Matthew Homer, who was studying psychology at university, sold most of the haul in exchange for cash to buy heroin.
He was caught after his mother was shopping in Kidderminster and saw one of her necklaces displayed in a jeweller's shop window. The valuables, stolen from a safe, included a wedding ring belonging to a great-grandfather, solid gold chains, antique coin sets, the mother's wedding ring and gold sovereigns, said Charles Hardy, prosecuting.
In a letter to the court, the defendant's mother Elaine Homer said the family was "devastated" by her son's "callous and self-centred actions" in stealing valuables handed down over generations.
Homer, 29, of Stourport Road, Kidderminster, pleaded guilty to theft and seven counts of fraud. Judge John Cavell told him: "You stole from your family on a very large scale items which were of great sentimental value. Your family will never get over this."
He said the family - who ran a haulage business - had tried to help him quit drugs and he had enjoyed many advantages that others in the grip of a similar addiction had not been fortunate enough to have.

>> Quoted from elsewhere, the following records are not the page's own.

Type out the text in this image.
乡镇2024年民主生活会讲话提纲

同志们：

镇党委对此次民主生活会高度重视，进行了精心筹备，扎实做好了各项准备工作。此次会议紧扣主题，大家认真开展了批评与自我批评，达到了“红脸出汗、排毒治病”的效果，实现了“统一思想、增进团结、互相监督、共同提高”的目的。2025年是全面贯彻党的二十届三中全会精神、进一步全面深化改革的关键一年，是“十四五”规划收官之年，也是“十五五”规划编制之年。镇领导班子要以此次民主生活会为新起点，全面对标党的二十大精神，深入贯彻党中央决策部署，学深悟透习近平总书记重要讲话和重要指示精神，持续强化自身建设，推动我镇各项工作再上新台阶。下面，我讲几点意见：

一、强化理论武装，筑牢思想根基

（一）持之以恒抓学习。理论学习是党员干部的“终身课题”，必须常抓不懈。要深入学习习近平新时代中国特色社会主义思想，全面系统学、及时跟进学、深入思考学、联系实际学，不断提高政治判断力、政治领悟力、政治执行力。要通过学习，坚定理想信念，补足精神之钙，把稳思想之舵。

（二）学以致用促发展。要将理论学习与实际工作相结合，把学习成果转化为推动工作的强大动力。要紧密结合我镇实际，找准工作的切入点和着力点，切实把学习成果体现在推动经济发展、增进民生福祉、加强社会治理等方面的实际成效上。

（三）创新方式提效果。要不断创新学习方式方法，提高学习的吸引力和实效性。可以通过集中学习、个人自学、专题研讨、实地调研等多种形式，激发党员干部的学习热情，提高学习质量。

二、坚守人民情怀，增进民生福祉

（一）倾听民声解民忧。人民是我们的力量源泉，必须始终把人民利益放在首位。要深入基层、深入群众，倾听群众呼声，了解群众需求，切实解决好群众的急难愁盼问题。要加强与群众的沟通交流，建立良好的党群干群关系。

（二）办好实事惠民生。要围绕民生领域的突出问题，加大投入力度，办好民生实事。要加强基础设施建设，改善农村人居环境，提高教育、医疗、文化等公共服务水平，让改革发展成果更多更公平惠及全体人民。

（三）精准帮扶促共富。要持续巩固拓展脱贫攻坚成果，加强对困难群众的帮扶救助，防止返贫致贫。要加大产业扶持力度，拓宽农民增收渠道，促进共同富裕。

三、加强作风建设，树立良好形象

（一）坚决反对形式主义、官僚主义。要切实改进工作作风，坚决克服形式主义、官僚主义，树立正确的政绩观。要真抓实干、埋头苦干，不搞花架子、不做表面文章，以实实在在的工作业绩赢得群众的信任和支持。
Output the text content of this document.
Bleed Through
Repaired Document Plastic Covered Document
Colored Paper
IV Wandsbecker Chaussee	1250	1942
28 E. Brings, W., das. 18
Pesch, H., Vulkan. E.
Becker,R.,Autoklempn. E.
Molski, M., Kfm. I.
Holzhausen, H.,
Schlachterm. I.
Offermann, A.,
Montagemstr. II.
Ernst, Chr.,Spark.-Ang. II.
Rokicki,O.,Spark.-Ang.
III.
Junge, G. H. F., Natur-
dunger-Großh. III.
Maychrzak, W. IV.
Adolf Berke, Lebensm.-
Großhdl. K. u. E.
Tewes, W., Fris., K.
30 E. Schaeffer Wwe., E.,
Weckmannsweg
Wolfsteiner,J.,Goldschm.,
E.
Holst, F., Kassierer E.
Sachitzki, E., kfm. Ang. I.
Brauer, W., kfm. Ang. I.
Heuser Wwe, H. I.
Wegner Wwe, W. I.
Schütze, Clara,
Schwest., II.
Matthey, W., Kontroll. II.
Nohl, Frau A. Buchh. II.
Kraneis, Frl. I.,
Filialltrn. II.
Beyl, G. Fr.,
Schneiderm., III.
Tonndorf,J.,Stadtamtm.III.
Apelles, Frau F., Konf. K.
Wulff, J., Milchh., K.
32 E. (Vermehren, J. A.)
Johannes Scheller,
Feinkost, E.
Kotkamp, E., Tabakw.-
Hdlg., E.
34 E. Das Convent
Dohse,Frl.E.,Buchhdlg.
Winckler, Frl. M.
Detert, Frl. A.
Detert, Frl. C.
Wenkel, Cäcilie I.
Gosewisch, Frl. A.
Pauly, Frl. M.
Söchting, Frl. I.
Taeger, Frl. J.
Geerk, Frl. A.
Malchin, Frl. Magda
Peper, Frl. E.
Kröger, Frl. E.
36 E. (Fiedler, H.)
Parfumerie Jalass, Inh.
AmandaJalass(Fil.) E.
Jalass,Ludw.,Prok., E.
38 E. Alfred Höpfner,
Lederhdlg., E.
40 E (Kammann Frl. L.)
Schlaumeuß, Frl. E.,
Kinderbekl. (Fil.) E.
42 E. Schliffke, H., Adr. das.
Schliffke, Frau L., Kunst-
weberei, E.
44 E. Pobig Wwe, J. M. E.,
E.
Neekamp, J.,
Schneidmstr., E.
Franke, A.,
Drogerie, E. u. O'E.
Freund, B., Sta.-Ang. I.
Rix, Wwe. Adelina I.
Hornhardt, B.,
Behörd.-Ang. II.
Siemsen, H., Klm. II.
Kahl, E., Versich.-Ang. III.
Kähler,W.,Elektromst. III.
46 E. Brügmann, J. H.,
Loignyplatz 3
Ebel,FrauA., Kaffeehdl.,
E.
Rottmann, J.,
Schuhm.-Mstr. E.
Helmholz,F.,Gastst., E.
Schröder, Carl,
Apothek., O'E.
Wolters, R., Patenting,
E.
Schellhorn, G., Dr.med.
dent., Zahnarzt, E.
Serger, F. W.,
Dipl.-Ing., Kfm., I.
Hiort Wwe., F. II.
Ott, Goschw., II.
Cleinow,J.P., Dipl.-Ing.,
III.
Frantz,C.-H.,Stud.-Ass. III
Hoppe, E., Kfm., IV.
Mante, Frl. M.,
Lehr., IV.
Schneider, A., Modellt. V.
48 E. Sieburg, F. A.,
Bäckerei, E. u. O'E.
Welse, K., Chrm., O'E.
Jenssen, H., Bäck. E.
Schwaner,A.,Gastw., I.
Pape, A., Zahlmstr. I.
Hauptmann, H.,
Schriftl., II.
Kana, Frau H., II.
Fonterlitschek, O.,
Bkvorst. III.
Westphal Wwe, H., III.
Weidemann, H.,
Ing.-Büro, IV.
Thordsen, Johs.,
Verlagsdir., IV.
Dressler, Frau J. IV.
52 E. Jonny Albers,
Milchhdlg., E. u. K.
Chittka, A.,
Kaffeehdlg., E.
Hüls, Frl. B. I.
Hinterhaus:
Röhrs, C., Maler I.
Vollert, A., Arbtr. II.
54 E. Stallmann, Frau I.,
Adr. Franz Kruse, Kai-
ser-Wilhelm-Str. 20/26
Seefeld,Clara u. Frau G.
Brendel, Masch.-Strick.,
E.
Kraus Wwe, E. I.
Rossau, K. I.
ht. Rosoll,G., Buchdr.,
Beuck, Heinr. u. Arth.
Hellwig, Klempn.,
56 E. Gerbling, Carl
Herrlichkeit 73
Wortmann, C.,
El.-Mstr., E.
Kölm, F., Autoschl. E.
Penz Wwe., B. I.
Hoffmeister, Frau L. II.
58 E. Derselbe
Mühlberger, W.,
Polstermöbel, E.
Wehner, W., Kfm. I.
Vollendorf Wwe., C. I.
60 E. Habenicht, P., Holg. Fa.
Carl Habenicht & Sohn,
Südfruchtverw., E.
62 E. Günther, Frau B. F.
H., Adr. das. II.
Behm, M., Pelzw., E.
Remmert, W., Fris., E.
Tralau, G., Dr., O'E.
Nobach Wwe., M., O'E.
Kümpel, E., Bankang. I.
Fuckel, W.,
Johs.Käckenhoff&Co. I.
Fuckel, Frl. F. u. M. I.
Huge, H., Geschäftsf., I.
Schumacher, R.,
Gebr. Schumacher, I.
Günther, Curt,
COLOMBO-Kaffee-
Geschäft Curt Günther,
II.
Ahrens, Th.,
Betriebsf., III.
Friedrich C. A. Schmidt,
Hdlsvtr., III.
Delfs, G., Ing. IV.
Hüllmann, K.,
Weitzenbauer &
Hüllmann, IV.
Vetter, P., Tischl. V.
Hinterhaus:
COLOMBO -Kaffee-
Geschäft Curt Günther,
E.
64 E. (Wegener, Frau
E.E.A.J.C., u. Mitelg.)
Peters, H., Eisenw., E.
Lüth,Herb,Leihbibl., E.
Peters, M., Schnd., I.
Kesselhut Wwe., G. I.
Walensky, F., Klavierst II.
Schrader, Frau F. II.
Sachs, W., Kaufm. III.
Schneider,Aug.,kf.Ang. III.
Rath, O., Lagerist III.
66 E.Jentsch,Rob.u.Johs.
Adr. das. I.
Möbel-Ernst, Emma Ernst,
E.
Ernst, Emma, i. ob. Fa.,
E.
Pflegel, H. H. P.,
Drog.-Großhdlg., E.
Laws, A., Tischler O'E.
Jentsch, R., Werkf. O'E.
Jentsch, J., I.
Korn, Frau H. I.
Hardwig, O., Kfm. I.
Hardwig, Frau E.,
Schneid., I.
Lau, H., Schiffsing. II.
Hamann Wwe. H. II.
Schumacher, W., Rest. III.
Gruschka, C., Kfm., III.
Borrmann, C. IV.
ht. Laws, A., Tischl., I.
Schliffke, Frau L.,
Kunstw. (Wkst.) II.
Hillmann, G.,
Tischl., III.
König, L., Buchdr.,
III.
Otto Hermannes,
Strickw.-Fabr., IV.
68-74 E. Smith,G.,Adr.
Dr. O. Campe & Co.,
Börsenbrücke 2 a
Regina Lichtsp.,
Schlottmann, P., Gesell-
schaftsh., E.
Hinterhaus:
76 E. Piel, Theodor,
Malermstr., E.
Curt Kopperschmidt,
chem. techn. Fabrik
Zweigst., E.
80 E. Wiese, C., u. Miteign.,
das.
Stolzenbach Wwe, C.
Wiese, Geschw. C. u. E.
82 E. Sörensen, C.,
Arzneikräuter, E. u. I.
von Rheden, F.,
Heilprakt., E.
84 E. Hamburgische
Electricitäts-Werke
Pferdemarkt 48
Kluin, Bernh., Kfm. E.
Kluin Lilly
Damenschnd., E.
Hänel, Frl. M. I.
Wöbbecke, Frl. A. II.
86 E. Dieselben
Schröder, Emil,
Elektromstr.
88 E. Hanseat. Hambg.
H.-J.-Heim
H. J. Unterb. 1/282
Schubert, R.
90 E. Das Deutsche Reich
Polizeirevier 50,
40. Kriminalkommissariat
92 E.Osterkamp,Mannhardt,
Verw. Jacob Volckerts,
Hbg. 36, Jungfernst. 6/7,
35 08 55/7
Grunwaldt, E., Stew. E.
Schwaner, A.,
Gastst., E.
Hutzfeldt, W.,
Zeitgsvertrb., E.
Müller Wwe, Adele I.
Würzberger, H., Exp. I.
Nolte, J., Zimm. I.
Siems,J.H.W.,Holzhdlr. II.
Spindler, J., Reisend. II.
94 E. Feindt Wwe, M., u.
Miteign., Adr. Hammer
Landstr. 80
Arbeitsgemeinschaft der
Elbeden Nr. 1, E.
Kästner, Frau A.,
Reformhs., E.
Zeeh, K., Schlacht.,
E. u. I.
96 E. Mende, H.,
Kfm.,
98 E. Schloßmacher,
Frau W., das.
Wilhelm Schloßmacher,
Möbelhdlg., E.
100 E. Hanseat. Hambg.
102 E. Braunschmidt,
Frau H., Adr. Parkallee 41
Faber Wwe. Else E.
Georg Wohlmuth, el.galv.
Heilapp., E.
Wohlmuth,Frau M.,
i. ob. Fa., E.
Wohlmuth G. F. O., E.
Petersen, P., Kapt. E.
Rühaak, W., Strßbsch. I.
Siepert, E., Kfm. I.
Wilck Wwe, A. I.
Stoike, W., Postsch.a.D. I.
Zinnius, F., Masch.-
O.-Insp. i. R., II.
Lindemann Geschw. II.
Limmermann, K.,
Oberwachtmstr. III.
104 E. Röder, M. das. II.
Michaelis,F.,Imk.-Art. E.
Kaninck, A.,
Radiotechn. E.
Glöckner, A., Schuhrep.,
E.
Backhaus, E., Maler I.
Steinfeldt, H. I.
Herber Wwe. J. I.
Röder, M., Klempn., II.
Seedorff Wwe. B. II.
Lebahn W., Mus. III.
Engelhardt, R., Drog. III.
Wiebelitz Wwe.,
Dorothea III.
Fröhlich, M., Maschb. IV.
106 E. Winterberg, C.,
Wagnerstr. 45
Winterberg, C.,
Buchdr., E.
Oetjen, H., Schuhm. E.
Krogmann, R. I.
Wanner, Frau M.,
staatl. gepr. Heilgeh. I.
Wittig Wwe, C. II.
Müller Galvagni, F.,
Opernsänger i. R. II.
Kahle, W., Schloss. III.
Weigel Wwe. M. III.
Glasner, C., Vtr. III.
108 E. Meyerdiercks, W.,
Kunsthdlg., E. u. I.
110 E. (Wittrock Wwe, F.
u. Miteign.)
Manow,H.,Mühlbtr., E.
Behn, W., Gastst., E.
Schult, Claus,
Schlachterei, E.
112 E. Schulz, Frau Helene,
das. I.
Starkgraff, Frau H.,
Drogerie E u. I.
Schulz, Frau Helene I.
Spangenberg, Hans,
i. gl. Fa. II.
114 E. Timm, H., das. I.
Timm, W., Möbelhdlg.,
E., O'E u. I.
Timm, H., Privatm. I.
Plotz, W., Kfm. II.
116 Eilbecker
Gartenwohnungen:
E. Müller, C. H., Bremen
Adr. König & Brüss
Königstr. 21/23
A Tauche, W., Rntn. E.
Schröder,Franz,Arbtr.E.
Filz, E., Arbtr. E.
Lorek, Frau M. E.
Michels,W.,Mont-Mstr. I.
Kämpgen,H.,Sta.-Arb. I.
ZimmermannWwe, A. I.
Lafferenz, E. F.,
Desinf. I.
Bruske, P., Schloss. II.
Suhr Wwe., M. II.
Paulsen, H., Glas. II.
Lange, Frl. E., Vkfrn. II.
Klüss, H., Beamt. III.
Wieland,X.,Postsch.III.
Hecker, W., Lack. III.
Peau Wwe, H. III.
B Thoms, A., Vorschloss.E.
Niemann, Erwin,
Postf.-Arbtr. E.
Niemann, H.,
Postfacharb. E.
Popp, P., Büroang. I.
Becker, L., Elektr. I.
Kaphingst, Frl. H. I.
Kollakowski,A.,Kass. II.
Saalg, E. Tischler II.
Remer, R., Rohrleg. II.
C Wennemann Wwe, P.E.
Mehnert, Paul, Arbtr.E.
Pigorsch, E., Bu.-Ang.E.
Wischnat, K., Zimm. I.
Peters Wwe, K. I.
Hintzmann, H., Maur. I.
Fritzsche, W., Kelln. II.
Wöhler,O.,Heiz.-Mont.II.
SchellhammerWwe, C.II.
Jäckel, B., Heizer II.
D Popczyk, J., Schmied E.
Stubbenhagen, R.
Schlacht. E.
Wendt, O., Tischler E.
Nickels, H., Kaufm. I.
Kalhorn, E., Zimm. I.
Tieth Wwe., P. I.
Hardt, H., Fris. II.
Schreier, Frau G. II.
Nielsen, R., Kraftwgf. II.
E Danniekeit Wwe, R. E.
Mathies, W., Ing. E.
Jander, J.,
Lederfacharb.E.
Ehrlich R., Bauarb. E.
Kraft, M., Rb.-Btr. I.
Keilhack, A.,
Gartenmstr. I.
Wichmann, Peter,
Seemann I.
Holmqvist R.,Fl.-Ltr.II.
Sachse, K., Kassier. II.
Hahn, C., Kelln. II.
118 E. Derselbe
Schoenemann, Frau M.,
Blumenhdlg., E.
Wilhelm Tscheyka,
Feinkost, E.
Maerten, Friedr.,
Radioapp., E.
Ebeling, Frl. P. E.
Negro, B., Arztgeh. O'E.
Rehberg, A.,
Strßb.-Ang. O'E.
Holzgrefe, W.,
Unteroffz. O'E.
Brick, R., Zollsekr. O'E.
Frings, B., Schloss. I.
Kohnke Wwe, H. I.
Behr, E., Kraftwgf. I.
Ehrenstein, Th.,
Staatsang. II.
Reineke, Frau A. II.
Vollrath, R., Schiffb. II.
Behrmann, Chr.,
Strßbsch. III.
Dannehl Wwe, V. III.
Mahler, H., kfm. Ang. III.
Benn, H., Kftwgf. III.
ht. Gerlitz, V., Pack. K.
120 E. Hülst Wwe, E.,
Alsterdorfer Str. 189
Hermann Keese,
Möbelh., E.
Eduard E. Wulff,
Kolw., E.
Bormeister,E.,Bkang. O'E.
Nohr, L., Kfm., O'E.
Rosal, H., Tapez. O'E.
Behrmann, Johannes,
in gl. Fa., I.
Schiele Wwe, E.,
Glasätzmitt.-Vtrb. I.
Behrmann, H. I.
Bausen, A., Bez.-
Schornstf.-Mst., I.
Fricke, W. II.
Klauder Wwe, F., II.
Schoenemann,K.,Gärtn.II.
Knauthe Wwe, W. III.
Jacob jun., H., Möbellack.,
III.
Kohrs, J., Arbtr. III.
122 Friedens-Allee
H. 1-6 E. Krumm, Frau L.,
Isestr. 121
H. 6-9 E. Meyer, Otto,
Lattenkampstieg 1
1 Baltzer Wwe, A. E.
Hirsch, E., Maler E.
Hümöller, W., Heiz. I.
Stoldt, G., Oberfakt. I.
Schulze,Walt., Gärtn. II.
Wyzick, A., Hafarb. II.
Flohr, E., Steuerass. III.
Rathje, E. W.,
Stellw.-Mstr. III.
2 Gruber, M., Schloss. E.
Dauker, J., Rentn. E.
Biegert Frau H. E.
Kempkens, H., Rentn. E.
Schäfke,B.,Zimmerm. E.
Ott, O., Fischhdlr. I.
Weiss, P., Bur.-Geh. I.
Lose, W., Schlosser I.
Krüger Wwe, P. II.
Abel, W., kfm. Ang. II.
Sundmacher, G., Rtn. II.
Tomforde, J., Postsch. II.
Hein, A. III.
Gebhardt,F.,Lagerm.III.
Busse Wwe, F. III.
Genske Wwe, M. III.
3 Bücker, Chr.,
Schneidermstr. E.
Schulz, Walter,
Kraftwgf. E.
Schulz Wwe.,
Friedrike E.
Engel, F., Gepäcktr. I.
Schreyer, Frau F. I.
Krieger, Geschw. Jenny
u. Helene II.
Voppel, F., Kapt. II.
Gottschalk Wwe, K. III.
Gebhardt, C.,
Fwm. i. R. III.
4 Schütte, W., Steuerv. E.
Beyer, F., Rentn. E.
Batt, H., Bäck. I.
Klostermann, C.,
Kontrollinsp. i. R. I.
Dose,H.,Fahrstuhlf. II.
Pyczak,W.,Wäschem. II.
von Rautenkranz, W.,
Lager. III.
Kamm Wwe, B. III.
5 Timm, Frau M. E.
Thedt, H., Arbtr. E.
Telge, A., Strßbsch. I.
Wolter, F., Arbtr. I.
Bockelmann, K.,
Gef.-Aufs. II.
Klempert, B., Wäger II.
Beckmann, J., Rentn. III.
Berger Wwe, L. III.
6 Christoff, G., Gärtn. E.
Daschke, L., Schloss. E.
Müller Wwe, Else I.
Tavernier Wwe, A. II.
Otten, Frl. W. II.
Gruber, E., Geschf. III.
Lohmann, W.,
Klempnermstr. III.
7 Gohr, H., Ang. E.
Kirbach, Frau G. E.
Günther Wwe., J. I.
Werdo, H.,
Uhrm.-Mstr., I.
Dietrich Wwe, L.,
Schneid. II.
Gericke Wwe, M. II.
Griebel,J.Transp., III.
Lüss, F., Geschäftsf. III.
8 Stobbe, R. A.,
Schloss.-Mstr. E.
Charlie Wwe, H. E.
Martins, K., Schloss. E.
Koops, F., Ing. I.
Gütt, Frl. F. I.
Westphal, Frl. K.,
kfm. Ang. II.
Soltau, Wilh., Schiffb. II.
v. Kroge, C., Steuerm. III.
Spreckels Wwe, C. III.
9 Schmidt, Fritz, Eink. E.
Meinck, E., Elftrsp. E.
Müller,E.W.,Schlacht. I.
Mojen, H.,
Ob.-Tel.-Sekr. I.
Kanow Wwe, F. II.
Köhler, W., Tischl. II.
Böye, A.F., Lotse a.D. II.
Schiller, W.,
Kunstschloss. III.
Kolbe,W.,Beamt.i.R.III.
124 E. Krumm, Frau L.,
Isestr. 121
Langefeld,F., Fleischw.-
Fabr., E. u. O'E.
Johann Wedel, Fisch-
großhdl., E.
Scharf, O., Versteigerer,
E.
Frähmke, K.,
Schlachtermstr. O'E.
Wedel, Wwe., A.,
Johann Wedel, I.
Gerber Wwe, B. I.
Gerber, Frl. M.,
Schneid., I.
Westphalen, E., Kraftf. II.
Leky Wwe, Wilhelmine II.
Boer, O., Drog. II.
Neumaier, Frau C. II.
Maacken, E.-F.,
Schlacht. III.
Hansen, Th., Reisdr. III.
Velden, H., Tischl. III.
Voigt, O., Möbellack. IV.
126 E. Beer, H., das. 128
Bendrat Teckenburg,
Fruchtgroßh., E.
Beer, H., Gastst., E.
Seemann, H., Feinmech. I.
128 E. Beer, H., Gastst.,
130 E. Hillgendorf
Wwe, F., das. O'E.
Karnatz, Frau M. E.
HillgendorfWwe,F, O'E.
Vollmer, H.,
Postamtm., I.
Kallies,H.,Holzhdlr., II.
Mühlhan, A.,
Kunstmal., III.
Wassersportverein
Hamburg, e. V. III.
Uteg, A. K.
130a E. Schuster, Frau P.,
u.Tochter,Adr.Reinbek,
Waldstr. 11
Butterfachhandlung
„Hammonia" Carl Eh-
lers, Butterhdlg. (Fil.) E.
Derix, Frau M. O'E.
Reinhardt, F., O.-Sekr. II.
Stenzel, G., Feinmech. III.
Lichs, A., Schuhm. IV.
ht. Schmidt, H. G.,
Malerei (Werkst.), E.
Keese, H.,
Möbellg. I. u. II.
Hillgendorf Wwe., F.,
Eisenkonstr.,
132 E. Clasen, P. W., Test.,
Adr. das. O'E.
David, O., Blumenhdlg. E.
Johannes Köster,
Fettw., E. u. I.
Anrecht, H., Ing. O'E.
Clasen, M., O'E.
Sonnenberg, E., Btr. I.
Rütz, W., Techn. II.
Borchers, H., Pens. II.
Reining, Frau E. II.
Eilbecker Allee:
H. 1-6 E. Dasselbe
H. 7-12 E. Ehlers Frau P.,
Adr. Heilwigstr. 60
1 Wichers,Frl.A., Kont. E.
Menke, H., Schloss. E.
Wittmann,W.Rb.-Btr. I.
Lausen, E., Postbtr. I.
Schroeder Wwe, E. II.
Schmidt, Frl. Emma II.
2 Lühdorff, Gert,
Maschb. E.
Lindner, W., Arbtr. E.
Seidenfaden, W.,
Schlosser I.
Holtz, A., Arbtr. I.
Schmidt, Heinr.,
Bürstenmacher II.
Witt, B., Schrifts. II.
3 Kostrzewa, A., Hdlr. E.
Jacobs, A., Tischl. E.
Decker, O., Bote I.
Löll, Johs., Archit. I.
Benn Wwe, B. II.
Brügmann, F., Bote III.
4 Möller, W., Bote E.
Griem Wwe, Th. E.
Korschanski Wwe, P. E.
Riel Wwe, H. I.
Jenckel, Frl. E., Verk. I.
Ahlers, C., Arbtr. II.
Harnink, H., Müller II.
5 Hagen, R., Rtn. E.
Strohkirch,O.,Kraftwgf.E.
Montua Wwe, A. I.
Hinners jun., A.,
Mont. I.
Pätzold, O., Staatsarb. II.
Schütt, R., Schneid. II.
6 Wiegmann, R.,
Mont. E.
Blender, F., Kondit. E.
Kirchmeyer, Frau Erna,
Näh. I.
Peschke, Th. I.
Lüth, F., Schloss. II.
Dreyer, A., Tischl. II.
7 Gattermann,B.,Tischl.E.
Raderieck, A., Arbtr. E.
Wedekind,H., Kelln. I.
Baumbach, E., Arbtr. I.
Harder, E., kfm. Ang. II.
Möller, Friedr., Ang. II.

The jewellery went missing after Homer suddenly left home in May this year without explanation, said Mr Hardy. The haul was sold to jewellers, an antiques store and a cash converters shop. Only valuables worth £2,890 were recovered by police.
Homer, who had 57 previous convictions since 2004 - mostly for shoplifting - got hooked on heroin at 14 but kicked the habit for six months and began a university course, said his barrister Tim Talbot-Webb.
He also started training as a counsellor to help other addicts but then met a woman who was a heroin user and fell to drug temptation once again.
The drugs caused blood clots in his legs and he nearly died. He was forced to leave his university course, underwent rehabilitation treatment but continued on heroin.
Mr Talbot-Webb added: "This is the lowest point he has ever reached in his life. He deeply regrets what he did. His family have cut him off, although his sister still supports him."